今日はユーフェミア皇女殿下という方の考えを受け継ぎ、ナナリーが再建した行政特区日本に参加する人たちを募る日だ。ナナリーの騎士ということでシズオカゲットーの式典会場までやって来たわけだが、目の前には多くの日本人が集まっている。スザクから聞いたが、ゼロは国外追放ということらしい。
「ナナリーは僕が守るから、なまえは安全な場所に居て」
「わたしが居たら邪魔かな」
「そういうわけじゃないんだけど、」
「む、スザクったらわたしの腕を信用してないんだ」
そう言うとスザクは困ったように笑う。しかしすぐに表情を険しくすると、わたしの肩に手を置いて言う。
「君をまた、この場で失いたくないんだ」
真剣な翡翠の瞳は、冗談を言っているようには思えなかった。もしかしてそれは、わたしが記憶を失ってしまった時のことを言っているのだろうか。そこまで考えた時、唐突な頭痛と眩暈に襲われ、わたしはその場にうずくまる。
「なまえ……!」
ルルーシュ、そうだ、ルルーシュがゼロ。そしてかつて失った、彼女。ナナリーもルルーシュもスザクも、わたしの幼なじみで戦いなんて知らなかった。わたしが全てを守るはずだった。けれど、ユーフェミア様は、もう――
「ユーフェミア様は、あの後どうなったの……?」
「なまえ、まさか、」
頭のどこかで引っ掛かっていた何かが全て繋がって、わたしはわたしを取り戻すことができた。

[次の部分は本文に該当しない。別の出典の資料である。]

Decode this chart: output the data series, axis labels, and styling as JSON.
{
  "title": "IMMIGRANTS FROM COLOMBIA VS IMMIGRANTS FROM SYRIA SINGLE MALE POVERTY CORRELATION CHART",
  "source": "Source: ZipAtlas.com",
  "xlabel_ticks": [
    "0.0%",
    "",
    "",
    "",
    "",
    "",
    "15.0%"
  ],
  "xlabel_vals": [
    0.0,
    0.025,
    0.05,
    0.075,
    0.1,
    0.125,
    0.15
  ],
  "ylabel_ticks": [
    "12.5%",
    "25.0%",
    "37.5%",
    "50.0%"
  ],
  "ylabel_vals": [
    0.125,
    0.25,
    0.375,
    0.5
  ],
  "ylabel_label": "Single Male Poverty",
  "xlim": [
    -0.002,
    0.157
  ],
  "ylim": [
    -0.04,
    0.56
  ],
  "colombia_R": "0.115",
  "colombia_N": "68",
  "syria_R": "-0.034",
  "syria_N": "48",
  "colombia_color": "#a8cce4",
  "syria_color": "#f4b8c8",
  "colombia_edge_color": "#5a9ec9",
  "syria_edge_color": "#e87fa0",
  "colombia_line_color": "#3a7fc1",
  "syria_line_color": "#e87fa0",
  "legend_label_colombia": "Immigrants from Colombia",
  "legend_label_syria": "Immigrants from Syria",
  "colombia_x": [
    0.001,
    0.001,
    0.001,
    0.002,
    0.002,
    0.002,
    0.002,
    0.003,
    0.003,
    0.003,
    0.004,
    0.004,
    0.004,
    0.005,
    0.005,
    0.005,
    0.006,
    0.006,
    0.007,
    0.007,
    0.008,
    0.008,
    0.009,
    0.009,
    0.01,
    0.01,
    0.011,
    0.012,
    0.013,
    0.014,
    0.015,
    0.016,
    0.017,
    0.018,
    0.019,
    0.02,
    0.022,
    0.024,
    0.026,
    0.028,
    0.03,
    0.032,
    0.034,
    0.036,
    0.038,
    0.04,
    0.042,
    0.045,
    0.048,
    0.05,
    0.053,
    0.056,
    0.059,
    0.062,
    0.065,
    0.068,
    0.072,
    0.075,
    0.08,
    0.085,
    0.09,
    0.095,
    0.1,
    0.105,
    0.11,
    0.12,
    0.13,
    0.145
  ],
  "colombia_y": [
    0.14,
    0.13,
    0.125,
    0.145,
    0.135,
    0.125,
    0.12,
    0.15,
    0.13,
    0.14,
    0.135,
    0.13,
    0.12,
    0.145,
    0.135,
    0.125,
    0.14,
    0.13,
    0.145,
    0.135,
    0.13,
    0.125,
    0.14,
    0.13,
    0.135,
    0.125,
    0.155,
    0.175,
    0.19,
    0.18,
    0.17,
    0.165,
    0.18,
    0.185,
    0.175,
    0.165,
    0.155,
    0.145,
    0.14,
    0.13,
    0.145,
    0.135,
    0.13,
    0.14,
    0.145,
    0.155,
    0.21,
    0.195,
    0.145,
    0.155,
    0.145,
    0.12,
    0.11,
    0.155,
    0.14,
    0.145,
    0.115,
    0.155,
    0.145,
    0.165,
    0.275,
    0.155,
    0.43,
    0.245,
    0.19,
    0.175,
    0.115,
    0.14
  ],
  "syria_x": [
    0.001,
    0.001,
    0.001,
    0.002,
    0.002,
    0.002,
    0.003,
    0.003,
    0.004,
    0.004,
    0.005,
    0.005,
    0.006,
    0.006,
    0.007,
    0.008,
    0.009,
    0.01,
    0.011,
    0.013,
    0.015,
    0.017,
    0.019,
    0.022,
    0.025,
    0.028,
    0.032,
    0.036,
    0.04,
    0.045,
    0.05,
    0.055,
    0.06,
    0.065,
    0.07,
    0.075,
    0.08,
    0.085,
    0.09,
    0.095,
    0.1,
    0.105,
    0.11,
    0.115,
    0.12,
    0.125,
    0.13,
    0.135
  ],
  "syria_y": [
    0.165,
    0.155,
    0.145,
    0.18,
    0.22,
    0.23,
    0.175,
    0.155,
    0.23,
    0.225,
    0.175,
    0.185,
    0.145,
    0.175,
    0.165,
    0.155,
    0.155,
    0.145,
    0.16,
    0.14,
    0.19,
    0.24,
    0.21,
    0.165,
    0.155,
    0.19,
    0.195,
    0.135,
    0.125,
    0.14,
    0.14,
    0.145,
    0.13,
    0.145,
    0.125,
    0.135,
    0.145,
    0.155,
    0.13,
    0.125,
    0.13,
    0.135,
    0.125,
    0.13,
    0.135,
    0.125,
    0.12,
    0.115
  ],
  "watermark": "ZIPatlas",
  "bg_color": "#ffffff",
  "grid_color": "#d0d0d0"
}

C.C.が死んだ世界とはまったく異なった展開を見せるこの世界で、わたしは大切な人たちを守っていかなければならない。しかし、わたしの記憶には鍵がかかっている。守る術を知るには、その鍵を解かなくてはならない。でも、どうすればいいのか。
「スザク、わたしはナナリーをちゃんと守れるよ」
それだけ伝えて、わたしはゼロがやってくるのを待った。